Endless Boogie (vo) der Bandname ist sowas von Programm! Und sie haben fast alle mit ihrem stoischem Boogie in den Himmel gebeamt. Was für ein unglaublicher Groove, was für ein Vibe, obwohl sie uns auch den Vibe Killer vom gleichnamigen Album kredenzten……….ich krieg jetzt noch ´ne Gänsehaut. Aber nix da Vibekiller.

Ich genoß fast das komplette Konzert vom Bühnenrand (siehe meine beiden Handyphotos) und konnte viele Boogiejünger- und ältere völlig versunken in diesen Sound erleben. Und natürlich dazu die geschmackvoll von Paul Major an- und ausgerichteten Gitarrenfiguren mit gelegentlichem Grummelrasselgesang. Den höllischen Groove fabrizierten Harry, Jesper und Marc.
Entschuldigung: Meine Fresse war das geil!! Ps. Zwei Handybilder von mir….. Und Ps. Ps. Und als einzige Band reisten sie nicht mit einem Sprinter oder Pkw Kombi an sondern mit der DB AG an und ab Siegen Hbf!

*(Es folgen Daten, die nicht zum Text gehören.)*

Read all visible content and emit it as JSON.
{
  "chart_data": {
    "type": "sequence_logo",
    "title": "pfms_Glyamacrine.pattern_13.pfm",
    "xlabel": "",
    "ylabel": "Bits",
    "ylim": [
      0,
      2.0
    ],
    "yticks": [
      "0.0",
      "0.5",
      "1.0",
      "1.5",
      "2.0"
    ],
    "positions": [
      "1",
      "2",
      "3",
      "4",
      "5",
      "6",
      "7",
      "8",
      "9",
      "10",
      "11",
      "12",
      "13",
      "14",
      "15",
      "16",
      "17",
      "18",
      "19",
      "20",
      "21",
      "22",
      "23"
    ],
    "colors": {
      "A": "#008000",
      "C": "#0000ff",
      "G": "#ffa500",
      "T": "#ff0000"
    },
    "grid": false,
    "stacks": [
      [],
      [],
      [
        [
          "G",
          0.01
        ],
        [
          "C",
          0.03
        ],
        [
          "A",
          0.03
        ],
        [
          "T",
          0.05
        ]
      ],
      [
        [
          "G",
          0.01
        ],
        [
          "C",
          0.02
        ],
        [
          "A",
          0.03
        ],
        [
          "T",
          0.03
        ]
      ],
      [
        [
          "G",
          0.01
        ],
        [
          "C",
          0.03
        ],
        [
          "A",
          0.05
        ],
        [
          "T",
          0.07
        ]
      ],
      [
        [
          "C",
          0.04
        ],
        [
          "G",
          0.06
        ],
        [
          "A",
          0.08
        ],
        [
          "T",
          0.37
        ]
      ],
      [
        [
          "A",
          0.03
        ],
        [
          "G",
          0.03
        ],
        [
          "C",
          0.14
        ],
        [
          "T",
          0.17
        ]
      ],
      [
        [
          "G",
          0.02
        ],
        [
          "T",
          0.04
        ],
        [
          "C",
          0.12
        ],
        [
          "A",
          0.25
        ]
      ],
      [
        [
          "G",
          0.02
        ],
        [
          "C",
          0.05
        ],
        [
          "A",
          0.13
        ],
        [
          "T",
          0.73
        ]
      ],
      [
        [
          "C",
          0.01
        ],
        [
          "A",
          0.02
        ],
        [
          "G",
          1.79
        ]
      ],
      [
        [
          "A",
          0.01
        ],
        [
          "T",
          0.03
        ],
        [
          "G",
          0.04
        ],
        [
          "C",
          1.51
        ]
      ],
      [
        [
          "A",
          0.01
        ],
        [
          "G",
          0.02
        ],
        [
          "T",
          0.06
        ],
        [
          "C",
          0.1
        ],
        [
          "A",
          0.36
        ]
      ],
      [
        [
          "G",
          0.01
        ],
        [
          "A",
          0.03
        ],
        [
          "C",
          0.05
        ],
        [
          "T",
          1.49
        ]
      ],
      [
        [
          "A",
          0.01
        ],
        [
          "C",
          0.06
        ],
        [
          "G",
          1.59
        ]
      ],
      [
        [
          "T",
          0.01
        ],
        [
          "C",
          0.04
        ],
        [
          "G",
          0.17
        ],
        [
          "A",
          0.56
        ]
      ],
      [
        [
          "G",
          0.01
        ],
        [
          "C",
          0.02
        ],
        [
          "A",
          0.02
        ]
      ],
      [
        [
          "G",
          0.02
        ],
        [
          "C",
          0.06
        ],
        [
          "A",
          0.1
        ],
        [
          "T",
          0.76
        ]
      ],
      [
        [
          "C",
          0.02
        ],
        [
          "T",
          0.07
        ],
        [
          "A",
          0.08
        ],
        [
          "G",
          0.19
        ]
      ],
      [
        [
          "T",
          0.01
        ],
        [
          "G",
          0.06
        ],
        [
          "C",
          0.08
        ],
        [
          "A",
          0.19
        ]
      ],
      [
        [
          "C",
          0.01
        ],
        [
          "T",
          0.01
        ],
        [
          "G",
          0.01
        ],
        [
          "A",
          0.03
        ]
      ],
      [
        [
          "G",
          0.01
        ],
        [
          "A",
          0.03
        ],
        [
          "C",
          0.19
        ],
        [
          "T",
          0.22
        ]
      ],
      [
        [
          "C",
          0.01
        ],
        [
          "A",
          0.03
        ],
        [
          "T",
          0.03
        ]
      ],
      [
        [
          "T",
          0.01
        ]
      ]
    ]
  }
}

PELICAN (yv) Eigentlich war der Tag schon recht lange und die Fitness am abk***en, aber da mir aus diverser Kehle angeraten wurde, ich müsse un-be-dingt PELICAN angucken, stattete ich dem weltbesten Saftbar-Team einen Befeuchtungs-Besuch ab und nahm vor der Merchgarage akustisch vorteilhafte Stellung ein.

Holla the forest fairy, wie der Insulaner zu sagen pflegt, da wackelt die Hose im Schalldruck, Bewegungsdrang setzt trotz müder Knochen ein, die Augen schließen sich und der Schädel bewegt sich plötzlich wie von Geisterhand geführt. Zuvor mit Planlosigkeit in puncto Pelican beschlagen, so werde ich mich im Nachgang mal näher damit befassen müssen, dieses qualitativ hochwertige Post-Metal-wie-auch-immer-komplex-Powergefrickel passt ziemlich gut in meine diversen Schubladen und offensichtlich nicht nur in meine, die Post geht auf und vor der Bühne ab. Immer noch.

Super Tagesabschluss, wiederholt so richtig ablassen und auspowern, bevor es gen Nachtruhe geht.